Slide your crossover into the bottom of the enclosure first. Connect the pigtails to the terminal cup, then begin installing and connecting the drivers. When complete, use a 9v battery to confirm that all of the drivers are wired in phase. Do NOT connect the speaker to your amplifier until you verify the impedance of the speaker. Use your multimeter to confirm that it is approximately 7.5 ohms. Once you are satisfied with the phase and impedance, then connect the speaker to your amplifier. Start at a very very very low volume and increase it gradually until you are satisfied that nothing is going to explode.
Your speakers will sound like smashed dog turds until everything burns-in. Do not do any critical listening at this point. Now would be an excellent time for you to travel to your neighborhood mini-mart for a cola product of your choice. :D
Mods not pictured
I also installed the new silk dome tweeters from Polk If you have the SL3000 tweeter like my RTA15s, it'll be a tasty little improvement. If you have one of the older tweeters, it'll be like God reached down and healed your speakers.
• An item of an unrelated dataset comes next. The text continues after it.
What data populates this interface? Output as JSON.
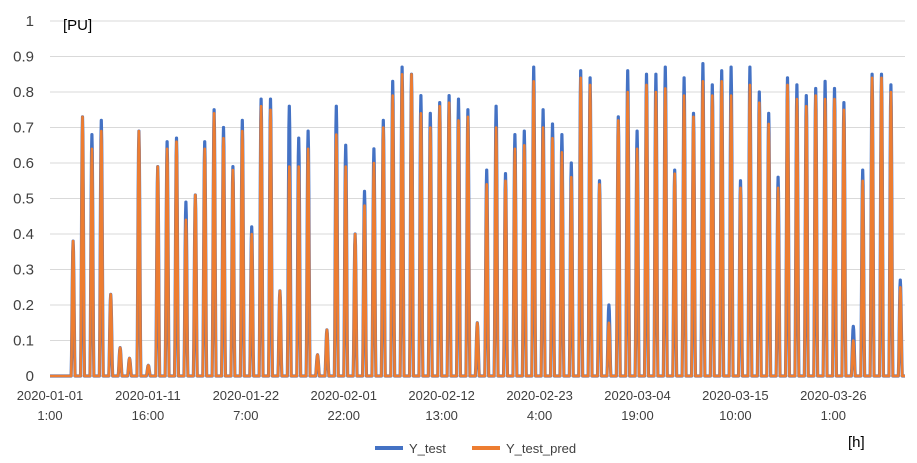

My RTAs now ride on Vibrapods mounted to 2 inch Cusinart end-grain cutting boards. This serves to uncouple the speakers from the floor. When the speakers are spiked to the floor, bass travels through the cabinet walls, through the spikes, and into the floor. The floor is a very efficient bass radiator, because it has massive surface area coupling it to the air in the room. A very small amount of cabinet resonance can produce significant output through the floor. This is a way, way, way bigger deal than it might seem. If you are looking for something you can do without opening up your speakers, the Vibrapods are cheap and the improvement is massive.
Thanks for all of the support, and good luck to everyone who decides to take the plunge and modify their vintage Polks.